Where to find the world’s best gelato

Drew Limsky

Gelato is the Italian word for ice cream, but in actuality the translation is pretty loose. While gelato has the high density — low amount of air, or “overrun” — of the best premium ice creams, it typically contains less butterfat and more sugar, though recipes vary widely. It’s harder than soft ice cream and frozen yoghurt, but softer than hard ice cream.

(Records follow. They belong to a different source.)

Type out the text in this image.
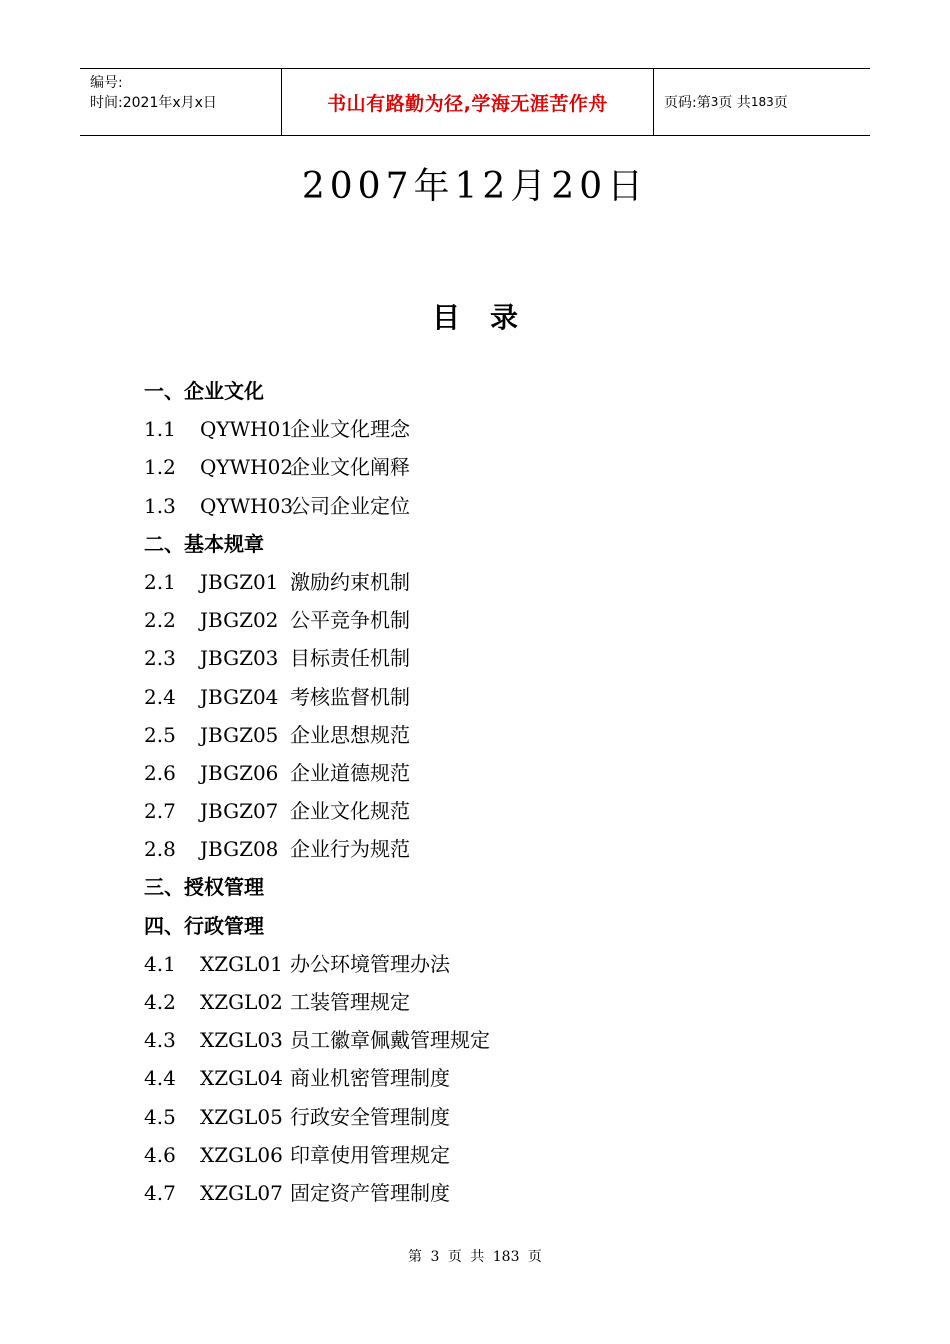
编号:
时间:2021年x月x日	书山有路勤为径,学海无涯苦作舟	页码:第 3 页 共 183 页
2007年12月20日
目录
一、企业文化
1.1 QYWH01企业文化理念
1.2 QYWH02企业文化阐释
1.3 QYWH03公司企业定位
二、基本规章
2.1 JBGZ01 激励约束机制
2.2 JBGZ02 公平竞争机制
2.3 JBGZ03 目标责任机制
2.4 JBGZ04 考核监督机制
2.5 JBGZ05 企业思想规范
2.6 JBGZ06 企业道德规范
2.7 JBGZ07 企业文化规范
2.8 JBGZ08 企业行为规范
三、授权管理
四、行政管理
4.1 XZGL01 办公环境管理办法
4.2 XZGL02 工装管理规定
4.3 XZGL03 员工徽章佩戴管理规定
4.4 XZGL04 商业机密管理制度
4.5 XZGL05 行政安全管理制度
4.6 XZGL06 印章使用管理规定
4.7 XZGL07 固定资产管理制度
第 3 页 共 183 页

Definition and ingredients aside, here’s some of the finest crafted gelato I’ve had the honor of gaining weight from.

New York City

Arguably, the best gelato in New York comes from this revered chain that started in Turin, Italy, the slow-food capital of the world. The setting across from a pocket park in the West Village is charming (another location is near Central Park South), but it’s the flavors, courtesy of the finest international ingredients, that will knock you out. The lemons are from Sicily, the coffee beans are from Venezuela and the peaches, pears and apricots are grown on the owner’s Italian farm. There are no artificial ingredients, and Grom offers lots of flavors for people with dietary restrictions. The cioccolato fondente is brilliant and rich, but I’d advise chocolate lovers to try the unearthly cioccolato extranoir (which is actually a sorbet).

Dolce Gelato
Laguna Beach, Calif.

This inventive, family-owned gelateria, located half a block from Main Beach, is the real deal, changing flavors weekly. The mascarpone and birthday cake gelatos are standouts, and there are gluten-fee options such as vanilla bean, strawberry balsamic and Ferrero Rocher (chocolate hazelnut).

Milani Gelateria
Miami Beach, Fla.

Española Way is the least likely place you’d expect to find premium gelato. I mean, it’s a cute pedestrian lane and all, but it draws a touristy crowd that tends to do things on the cheap from the nearby youth hostel. When I passed by and saw that the gelato was carefully covered in a spinning cooler — like a roulette wheel with 12 flavors instead of numbers — I guessed that this was a serious place. I was right. The shop is Italian-owned, the batches are made fresh daily, and the gelato is satisfyingly dense and flavorful.

Milan, Italy

The rule of thumb in Italy is that the worst food is near the top attractions. (Don’t even think about eating near the Vatican.) So I was surprised, six years ago, when I saw people queuing up at Odeon in Piazza del Duomo, opposite the cathedral (and near a McDonald’s!). But the gelato is brilliant, some of the best I’ve tasted in Italy — and it’s scooped out from a refrigerated case that looks like a spaceship. On subsequent visits, both the quality of the pistachio and the long lines were still intact.

Gelato Classico
San Francisco Bay Area

At an establishment dating back to 1976, this gelato is some of the finest I’ve had in the States. I usually like my flavors pure, but as Gelato Classico is known for its mixed flavors, I’ve made the caramello chocolate crunch and the coppa mista (chocolate, pistachio, vanilla and almond) my go-tos. The flavors are explosive, the textures sublime, the experience ultra-decadent. Love the insider-y location on a North Beach side street (other locations in Mountain View and Palo Alto).